— И напрасно, д'Артаньян, ибо смерть — это врата, ведущие к погибели или к спасению.
— Согласен, но, ради бога, не будем вести богословские споры, Арамис.
Я думаю, что полученной вами порции вам вполне хватит на сегодня. Что до меня, то я почти забыл ту малость латыни, которой, впрочем, никогда и не знал, и, кроме того, признаюсь вам, я ничего не ел с десяти часов утра и дьявольски голоден.
— Сейчас мы будем обедать, любезный друг; только не забудьте, что сегодня пятница, а в такие дни я не только не ем мяса, но не смею даже глядеть на него. Если вы согласны довольствоваться моим обедом, то он будет состоять из вареных тетрагонов и плодов.
— Что вы подразумеваете под тетрагонами? — с беспокойством спросил д'Артаньян.
— Я подразумеваю шпинат, — ответил Арамис. — Но для вас я добавлю к обеду яйца, что составляет существенное нарушение правил, ибо яйца порождают цыпленка и, следовательно, являются мясом.
— Не слишком роскошное пиршество, но ради вашего общества я пойду на это.
— Благодарю вас за жертву, — сказал Арамис, — и если она не принесет пользы вашему телу, то, без сомнения, будет полезна вашей душе.

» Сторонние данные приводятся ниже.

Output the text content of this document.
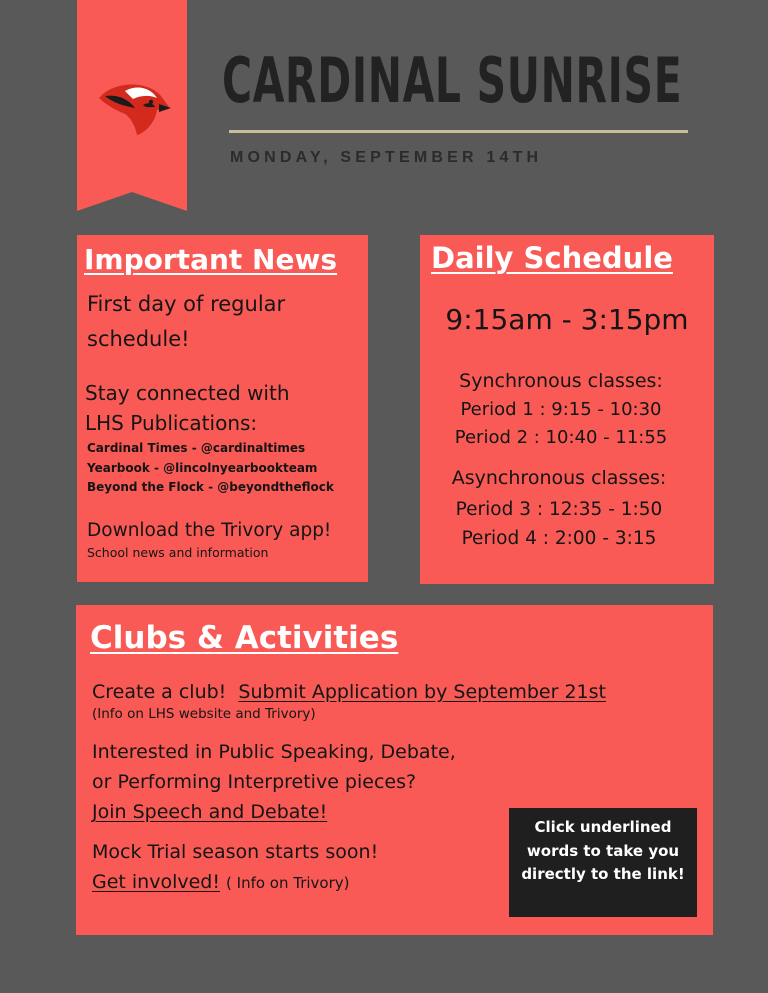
CARDINAL SUNRISE
MONDAY, SEPTEMBER 14TH
Important News
First day of regular
schedule!
Stay connected with
LHS Publications:
Cardinal Times - @cardinaltimes
Yearbook - @lincolnyearbookteam
Beyond the Flock - @beyondtheflock
Download the Trivory app!
School news and information
Daily Schedule
9:15am - 3:15pm
Synchronous classes:
Period 1 : 9:15 - 10:30
Period 2 : 10:40 - 11:55
Asynchronous classes:
Period 3 : 12:35 - 1:50
Period 4 : 2:00 - 3:15
Clubs & Activities
Create a club! Submit Application by September 21st
(Info on LHS website and Trivory)
Interested in Public Speaking, Debate,
or Performing Interpretive pieces?
Join Speech and Debate!
Mock Trial season starts soon!
Get involved! ( Info on Trivory)
Click underlined words to take you directly to the link!
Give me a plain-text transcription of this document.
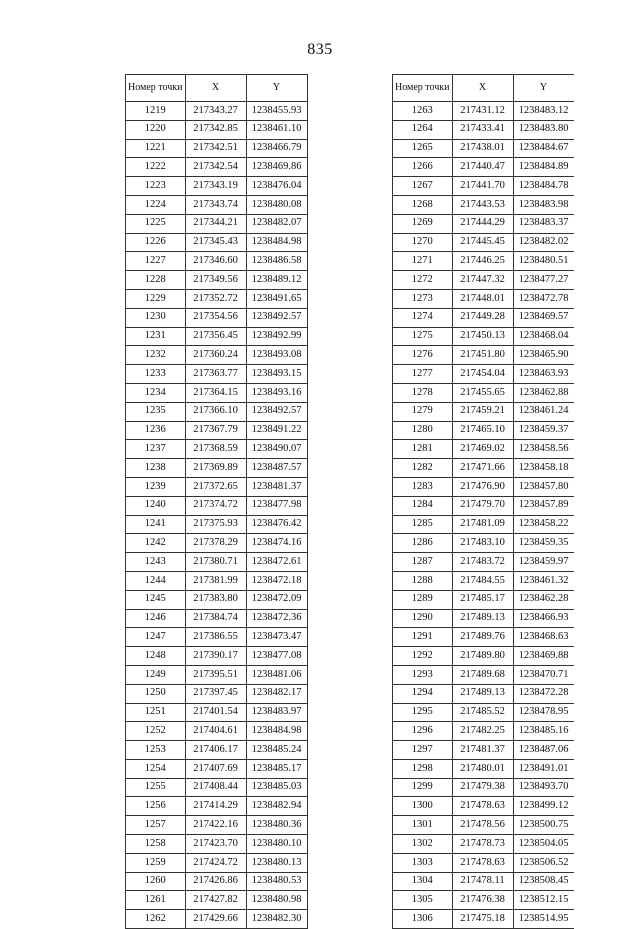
835
Номер точки	X	Y
1219	217343.27	1238455.93
1220	217342.85	1238461.10
1221	217342.51	1238466.79
1222	217342.54	1238469.86
1223	217343.19	1238476.04
1224	217343.74	1238480.08
1225	217344.21	1238482.07
1226	217345.43	1238484.98
1227	217346.60	1238486.58
1228	217349.56	1238489.12
1229	217352.72	1238491.65
1230	217354.56	1238492.57
1231	217356.45	1238492.99
1232	217360.24	1238493.08
1233	217363.77	1238493.15
1234	217364.15	1238493.16
1235	217366.10	1238492.57
1236	217367.79	1238491.22
1237	217368.59	1238490.07
1238	217369.89	1238487.57
1239	217372.65	1238481.37
1240	217374.72	1238477.98
1241	217375.93	1238476.42
1242	217378.29	1238474.16
1243	217380.71	1238472.61
1244	217381.99	1238472.18
1245	217383.80	1238472.09
1246	217384.74	1238472.36
1247	217386.55	1238473.47
1248	217390.17	1238477.08
1249	217395.51	1238481.06
1250	217397.45	1238482.17
1251	217401.54	1238483.97
1252	217404.61	1238484.98
1253	217406.17	1238485.24
1254	217407.69	1238485.17
1255	217408.44	1238485.03
1256	217414.29	1238482.94
1257	217422.16	1238480.36
1258	217423.70	1238480.10
1259	217424.72	1238480.13
1260	217426.86	1238480.53
1261	217427.82	1238480.98
1262	217429.66	1238482.30
Номер точки	X	Y
1263	217431.12	1238483.12
1264	217433.41	1238483.80
1265	217438.01	1238484.67
1266	217440.47	1238484.89
1267	217441.70	1238484.78
1268	217443.53	1238483.98
1269	217444.29	1238483.37
1270	217445.45	1238482.02
1271	217446.25	1238480.51
1272	217447.32	1238477.27
1273	217448.01	1238472.78
1274	217449.28	1238469.57
1275	217450.13	1238468.04
1276	217451.80	1238465.90
1277	217454.04	1238463.93
1278	217455.65	1238462.88
1279	217459.21	1238461.24
1280	217465.10	1238459.37
1281	217469.02	1238458.56
1282	217471.66	1238458.18
1283	217476.90	1238457.80
1284	217479.70	1238457.89
1285	217481.09	1238458.22
1286	217483.10	1238459.35
1287	217483.72	1238459.97
1288	217484.55	1238461.32
1289	217485.17	1238462.28
1290	217489.13	1238466.93
1291	217489.76	1238468.63
1292	217489.80	1238469.88
1293	217489.68	1238470.71
1294	217489.13	1238472.28
1295	217485.52	1238478.95
1296	217482.25	1238485.16
1297	217481.37	1238487.06
1298	217480.01	1238491.01
1299	217479.38	1238493.70
1300	217478.63	1238499.12
1301	217478.56	1238500.75
1302	217478.73	1238504.05
1303	217478.63	1238506.52
1304	217478.11	1238508.45
1305	217476.38	1238512.15
1306	217475.18	1238514.95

— Итак, Арамис, вы решительно принимаете духовный сан? Что скажут наши друзья, что скажет господин де Тревиль? Они сочтут вас за дезертира, предупреждаю вас об этом.
— Я не принимаю духовный сан, а возвращаюсь к нему. Если я и дезертир, то как раз по отношению к церкви, брошенной мною ради мира. Вы ведь знаете, что я совершил рад собой насилие, когда надел плащ мушкетера.
— Нет, я ничего об этом не знаю.
— Вам неизвестно, каким образом случилось, что я бросил семинарию?
— Совершенно неизвестно.
— Вот моя история. Даже и в Писании сказано: «Исповедуйтесь друг другу». Вот я и исповедуюсь вам, д'Артаньян.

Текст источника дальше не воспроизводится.